Its players are now stars at home and abroad, their faces plastered over adverts on billboards and local television. The most sought after of them is Rashid Khan, a 21-year-old leg-spinning allrounder who is the world’s best T20 bowler and the third best in one-day international cricket. Khan’s talents caught the eye of the biggest T20 leagues in the world in 2017 when he signed a US$600 000 contract for Sunrises Hyderabad. It made him the league’s first Afghan player and Afghanistan’s greatest sportsman.

His cricketing upbringing of displacement, street cricket and tapped-up tennis balls could not be more different to the paths England’s stars have trodden. The likes of Joe Root, Jos Buttler and Ben Stokes are champions of cricket’s nobility and giants of the modern era. Their merciless and poised brand of limited overs cricket is a product of a near-lifetime of coaching and quality practice on world-class facilities. Remember this: Rashid Khan – almost an entirely self-taught cricketer – didn’t touch a real cricket ball until he was 14.

England would do well not to see Afghanistan as just a distraction in what should be a procession to the semi-finals of the tournament and beyond. But any team that has fought its way to the top level of sport in the manner this team has, is one to respect when they are cornered. Afghanistan found themselves at the top of the table when the tournament started – albeit only thanks to alphabetical ordering – but it was symbolic of the fact that they have climbed a mountain to get here. So far in this World Cup, however, they are without a win.

They will not struggle for support. President Ashraf Ghani is expected to cheer his side on in Manchester, taking a few hours out of an official state visit to the UK. He’ll have company. Afghanistan’s first game of the tournament against Australia brought thousands of passionate Afghan nationals living in the UK out to support them. Thousands more are expected for the showdown with England.
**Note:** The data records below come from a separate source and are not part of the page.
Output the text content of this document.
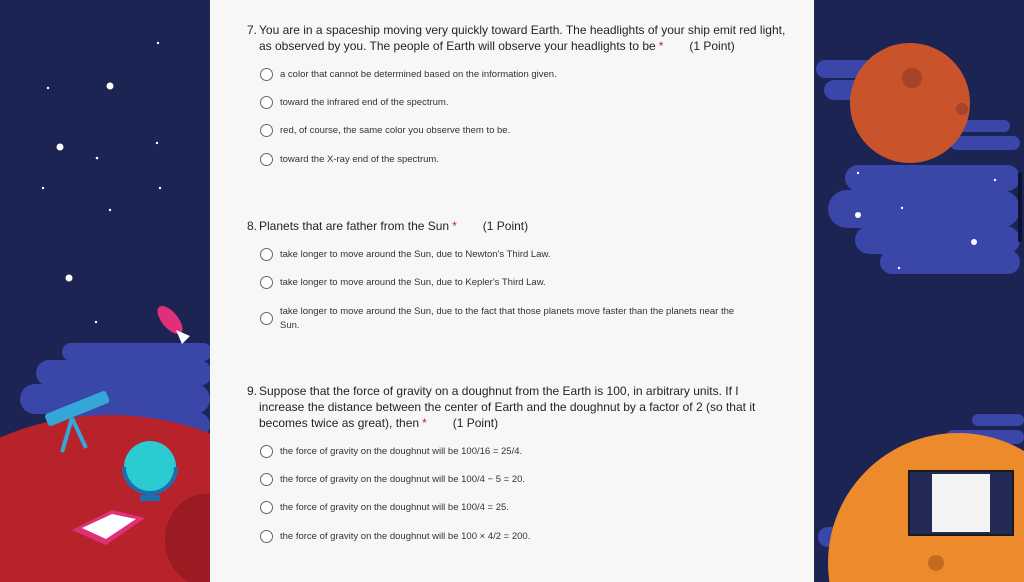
7. You are in a spaceship moving very quickly toward Earth. The headlights of your ship emit red light, as observed by you. The people of Earth will observe your headlights to be * (1 Point)
a color that cannot be determined based on the information given.
toward the infrared end of the spectrum.
red, of course, the same color you observe them to be.
toward the X-ray end of the spectrum.
8. Planets that are father from the Sun * (1 Point)
take longer to move around the Sun, due to Newton's Third Law.
take longer to move around the Sun, due to Kepler's Third Law.
take longer to move around the Sun, due to the fact that those planets move faster than the planets near the Sun.
9. Suppose that the force of gravity on a doughnut from the Earth is 100, in arbitrary units. If I increase the distance between the center of Earth and the doughnut by a factor of 2 (so that it becomes twice as great), then * (1 Point)
the force of gravity on the doughnut will be 100/16 = 25/4.
the force of gravity on the doughnut will be 100/4 − 5 = 20.
the force of gravity on the doughnut will be 100/4 = 25.
the force of gravity on the doughnut will be 100 × 4/2 = 200.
The home side will have the advantage. As the highest ranked team in the world England will have little to worry about from the bottom-ranked side in the tournament, but it is spirit – not skills – that make the Afghans dangerous. England thrashed Afghanistan by nine wickets inside 18 overs during the World Cup warm-up games. Jason Roy crushed a 46 ball 80. But this game will not be quite so easy. Afghanistan proved they are dangerous when they beat Pakistan in a pre-tournament warm-up game and they have previous World Cup-winning pedigree having beaten Scotland in 2015.  

Another sport entirely reminded us recently that underdogs with nothing to lose can be the most dangerous of opponents. A lot has been made since, of ‘what went wrong’ for Joshua including a sense that he was yet another victim of the ‘Drake Curse’. Lost in the excuses, however, is the fact that Andy Ruiz brought pedigree and a credible threat. England would do well not to overlook the threat of nation with fire in its belly.